Access codes for United Airlines cockpits were posted online.
Access codes for United Airlines cockpits were posted online. AP

A flight attendant mistakenly posted information on a public website including security codes used to access the cockpit on United Airlines planes, according to the Wall Street Journal.

United emailed employees a safety alert on Saturday that told them the company’s security procedures “may have been compromised,” CBS News reported. They were told that “the risk of a breach of the flight deck door is strongly mitigated by carefully following the flight deck security procedures.”

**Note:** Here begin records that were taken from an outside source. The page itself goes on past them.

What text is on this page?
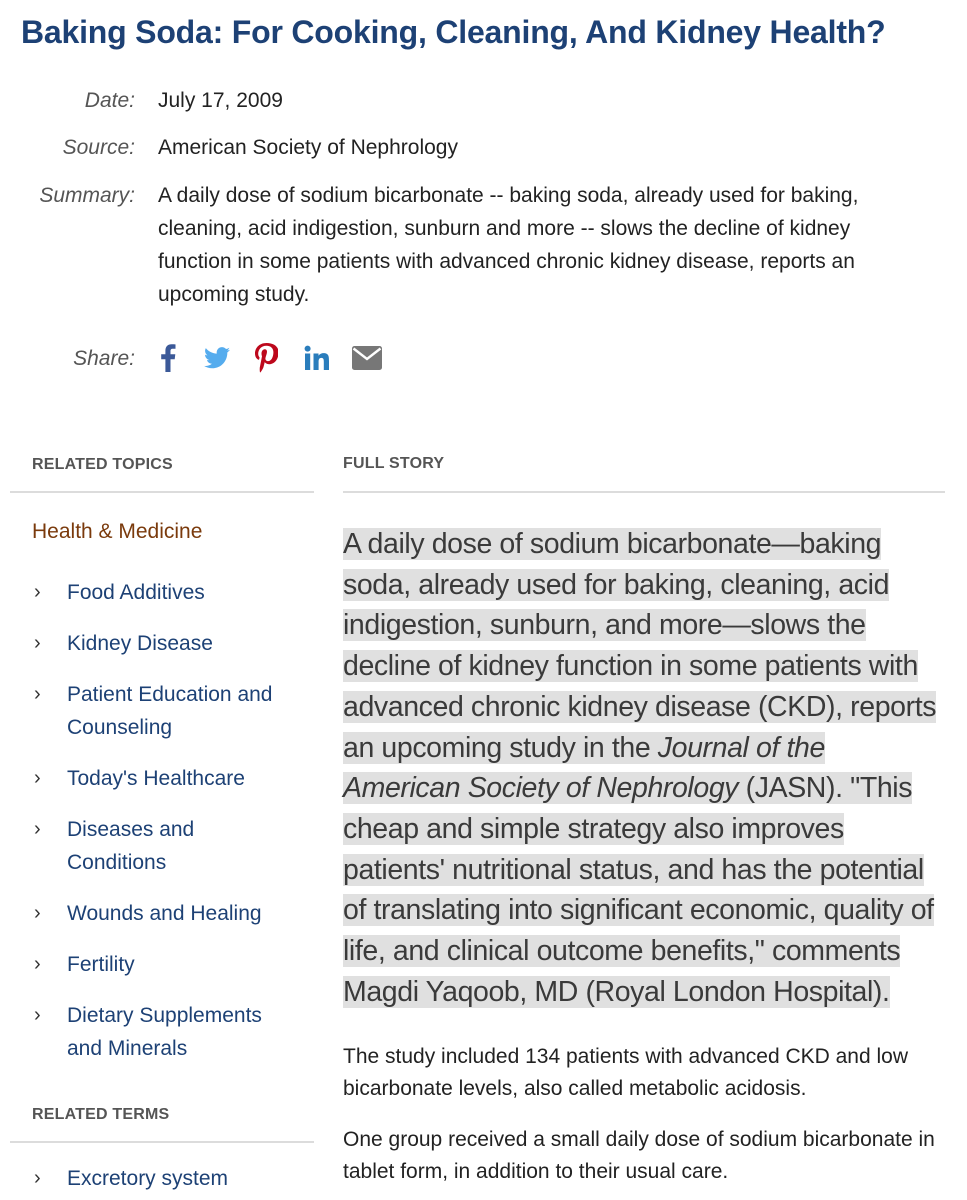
Baking Soda: For Cooking, Cleaning, And Kidney Health?
Date: July 17, 2009
Source: American Society of Nephrology
Summary: A daily dose of sodium bicarbonate -- baking soda, already used for baking, cleaning, acid indigestion, sunburn and more -- slows the decline of kidney function in some patients with advanced chronic kidney disease, reports an upcoming study.
Share:
RELATED TOPICS
Health & Medicine
› Food Additives
› Kidney Disease
› Patient Education and Counseling
› Today's Healthcare
› Diseases and Conditions
› Wounds and Healing
› Fertility
› Dietary Supplements and Minerals
RELATED TERMS
› Excretory system
FULL STORY

A daily dose of sodium bicarbonate—baking soda, already used for baking, cleaning, acid indigestion, sunburn, and more—slows the decline of kidney function in some patients with advanced chronic kidney disease (CKD), reports an upcoming study in the Journal of the American Society of Nephrology (JASN). "This cheap and simple strategy also improves patients' nutritional status, and has the potential of translating into significant economic, quality of life, and clinical outcome benefits," comments Magdi Yaqoob, MD (Royal London Hospital).

The study included 134 patients with advanced CKD and low bicarbonate levels, also called metabolic acidosis.

One group received a small daily dose of sodium bicarbonate in tablet form, in addition to their usual care.
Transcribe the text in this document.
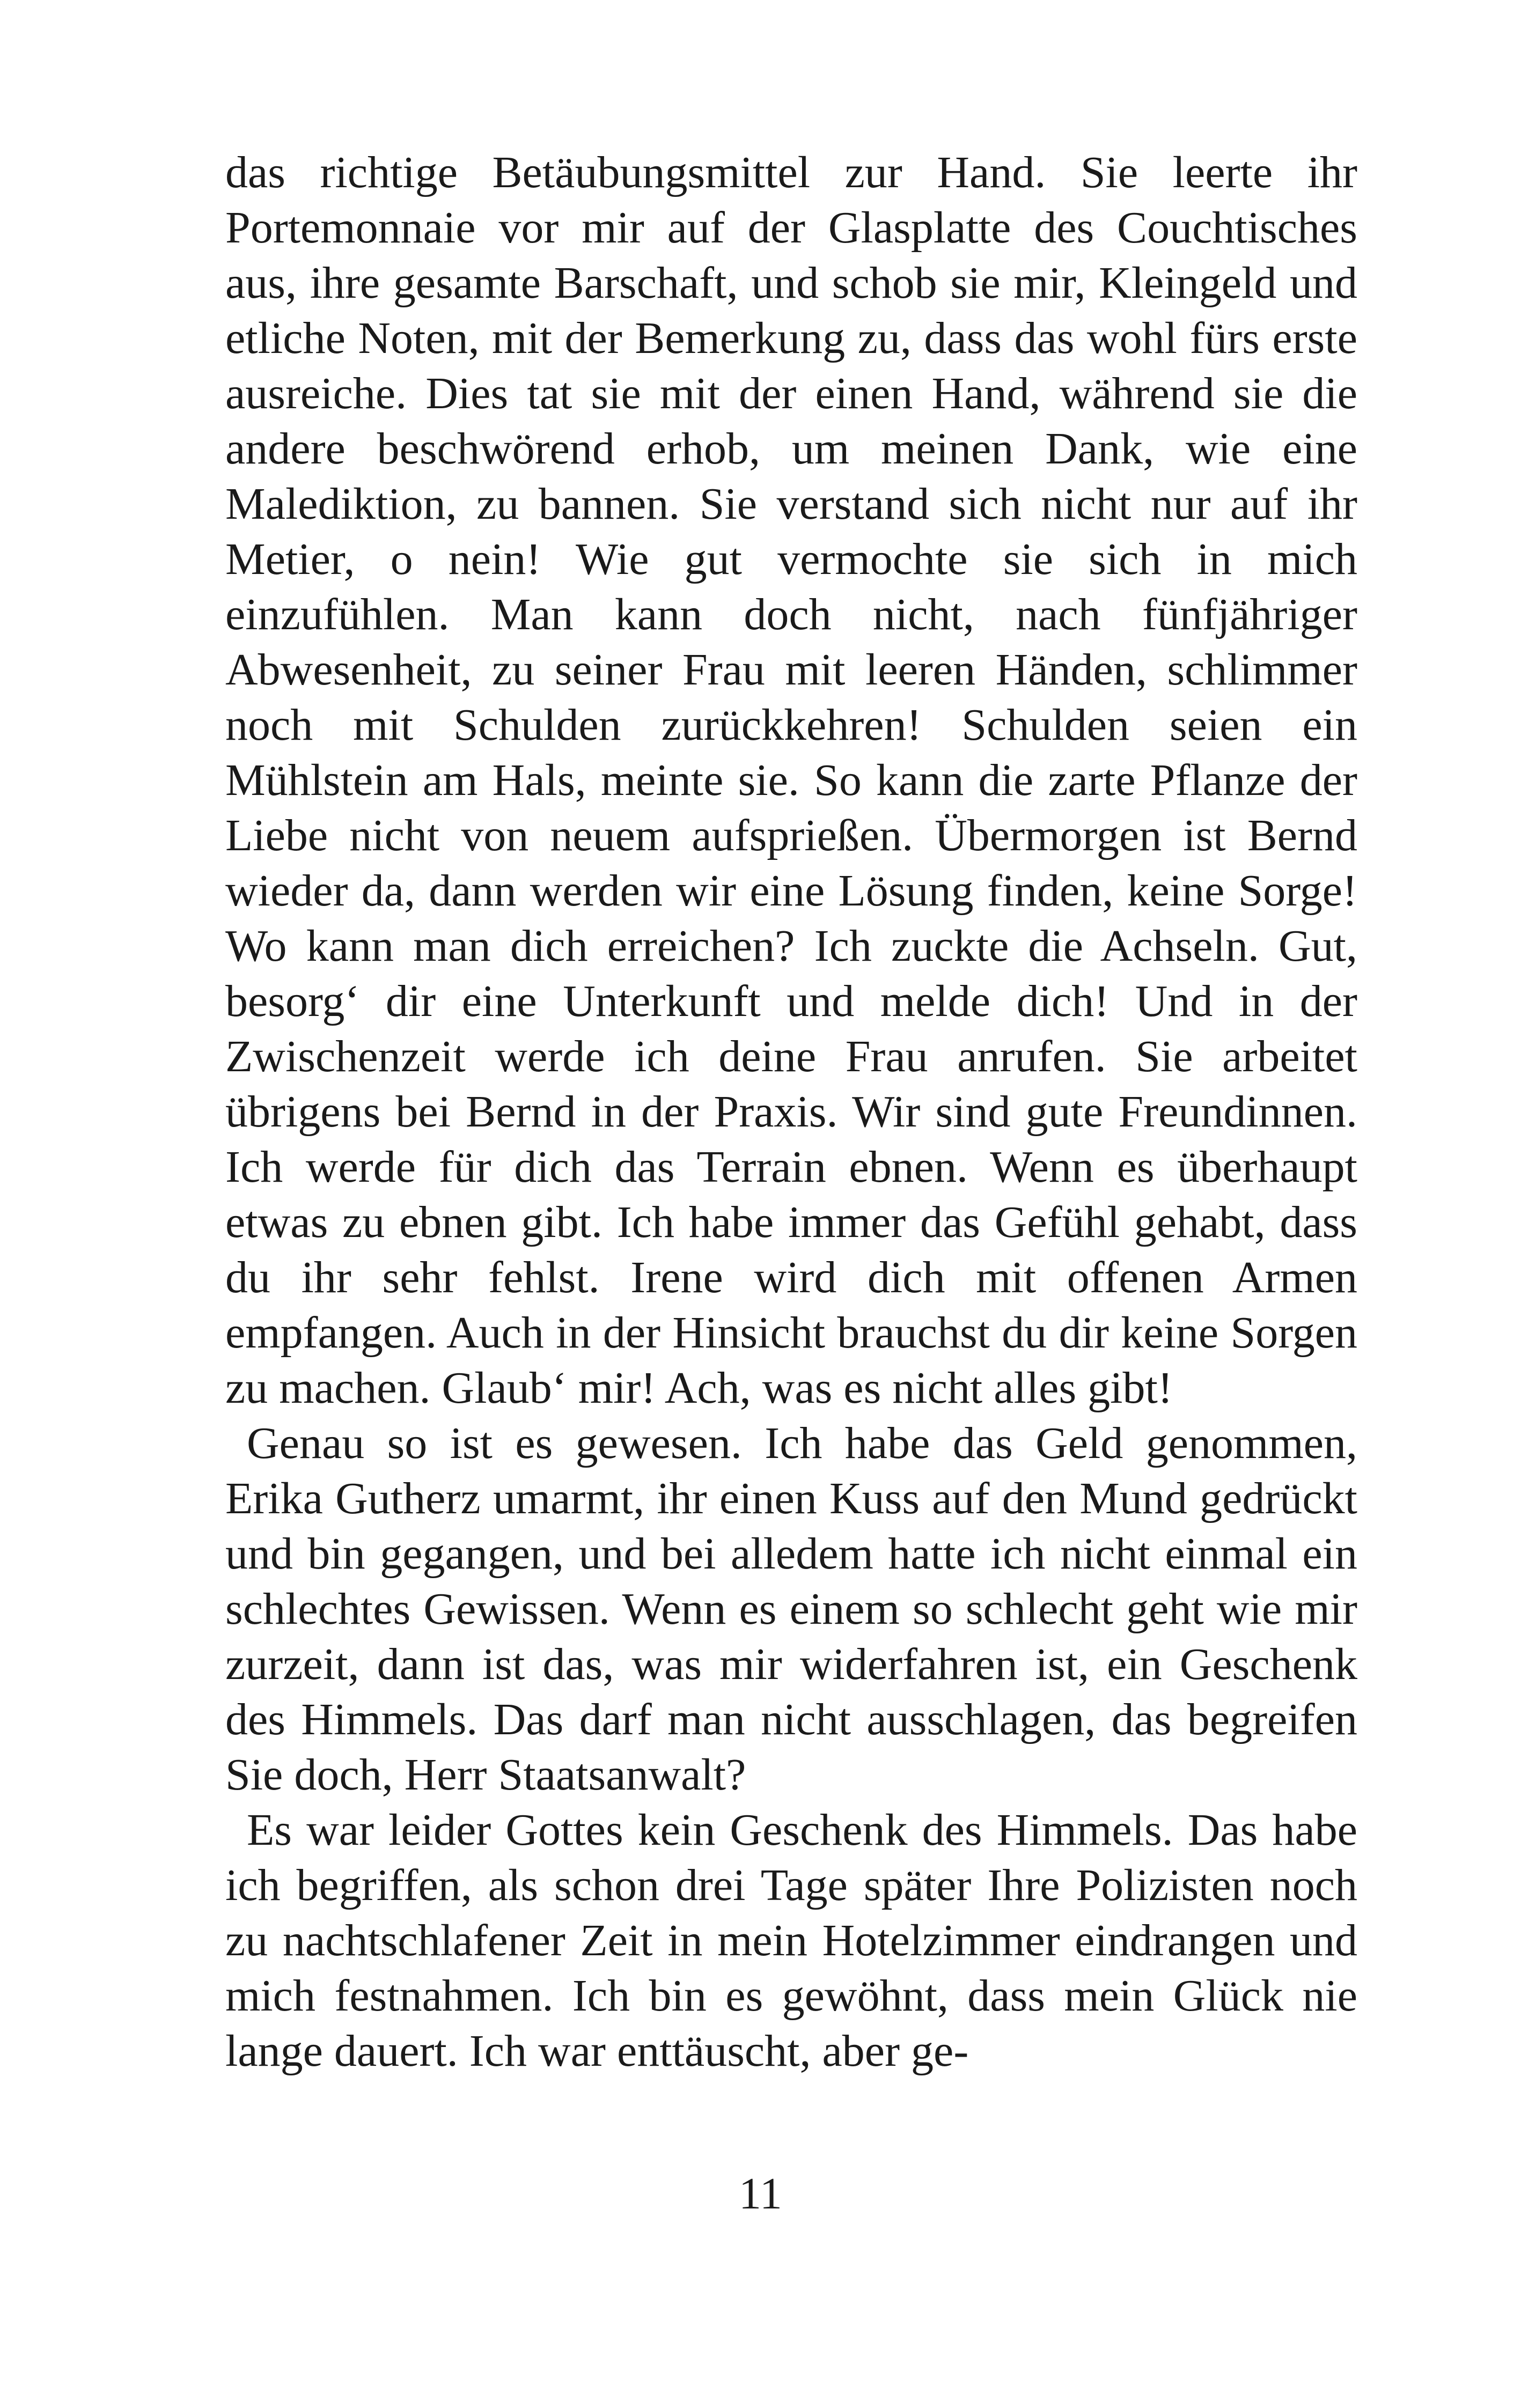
das richtige Betäubungsmittel zur Hand. Sie leerte ihr Portemonnaie vor mir auf der Glasplatte des Couchtisches aus, ihre gesamte Barschaft, und schob sie mir, Kleingeld und etliche Noten, mit der Bemerkung zu, dass das wohl fürs erste ausreiche. Dies tat sie mit der einen Hand, während sie die andere beschwörend erhob, um meinen Dank, wie eine Malediktion, zu bannen. Sie verstand sich nicht nur auf ihr Metier, o nein! Wie gut vermochte sie sich in mich einzufühlen. Man kann doch nicht, nach fünfjähriger Abwesenheit, zu seiner Frau mit leeren Händen, schlimmer noch mit Schulden zurückkehren! Schulden seien ein Mühlstein am Hals, meinte sie. So kann die zarte Pflanze der Liebe nicht von neuem aufsprießen. Übermorgen ist Bernd wieder da, dann werden wir eine Lösung finden, keine Sorge! Wo kann man dich erreichen? Ich zuckte die Achseln. Gut, besorg‘ dir eine Unterkunft und melde dich! Und in der Zwischenzeit werde ich deine Frau anrufen. Sie arbeitet übrigens bei Bernd in der Praxis. Wir sind gute Freundinnen. Ich werde für dich das Terrain ebnen. Wenn es überhaupt etwas zu ebnen gibt. Ich habe immer das Gefühl gehabt, dass du ihr sehr fehlst. Irene wird dich mit offenen Armen empfangen. Auch in der Hinsicht brauchst du dir keine Sorgen zu machen. Glaub‘ mir! Ach, was es nicht alles gibt!

Genau so ist es gewesen. Ich habe das Geld genommen, Erika Gutherz umarmt, ihr einen Kuss auf den Mund gedrückt und bin gegangen, und bei alledem hatte ich nicht einmal ein schlechtes Gewissen. Wenn es einem so schlecht geht wie mir zurzeit, dann ist das, was mir widerfahren ist, ein Geschenk des Himmels. Das darf man nicht ausschlagen, das begreifen Sie doch, Herr Staatsanwalt?

Es war leider Gottes kein Geschenk des Himmels. Das habe ich begriffen, als schon drei Tage später Ihre Polizisten noch zu nachtschlafener Zeit in mein Hotelzimmer eindrangen und mich festnahmen. Ich bin es gewöhnt, dass mein Glück nie lange dauert. Ich war enttäuscht, aber ge-

11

These procedures include visually verifying the identity of someone seeking to gain access to the flight deck, which also requires entering a code. Those codes are changed occasionally, but airline employees were told be sure they knew who was trying to gain access before the person was allowed in. Even if the right code is entered, pilots have the ability to override the system and prevent someone from entering the cockpit.

“The safety of our customers and crew is our top priority and United utilizes a number of measures to keep our flight decks secure beyond door access information,” United said in a statement, saying that the visual verification protocol would keep cockpits secure.

The Air Line Pilots Association on Sunday said the problem had been fixed. It was not the result of a hack or data breach, and the Federal Aviation Administration was alerted of the security lapse. No flight delays were reported in connection with the incident.

Cockpit security was heightened following the 9/11 terrorist attacks, when hijackers took control of four commercial airliners. Passengers aren’t allowed in the front bathroom on an aircraft when the cockpit door is open, and access to the flight deck is blocked, sometimes using a food cart. Passengers are also prohibited from gathering in the front of the aircraft at any time.

According to FAA regulations, the door to the flight crew compartment on an airplane should be designed to “resist penetration by small arms fire and grenade shrapnel.” Doors must be kept locked except when people are entering and exiting the cockpit.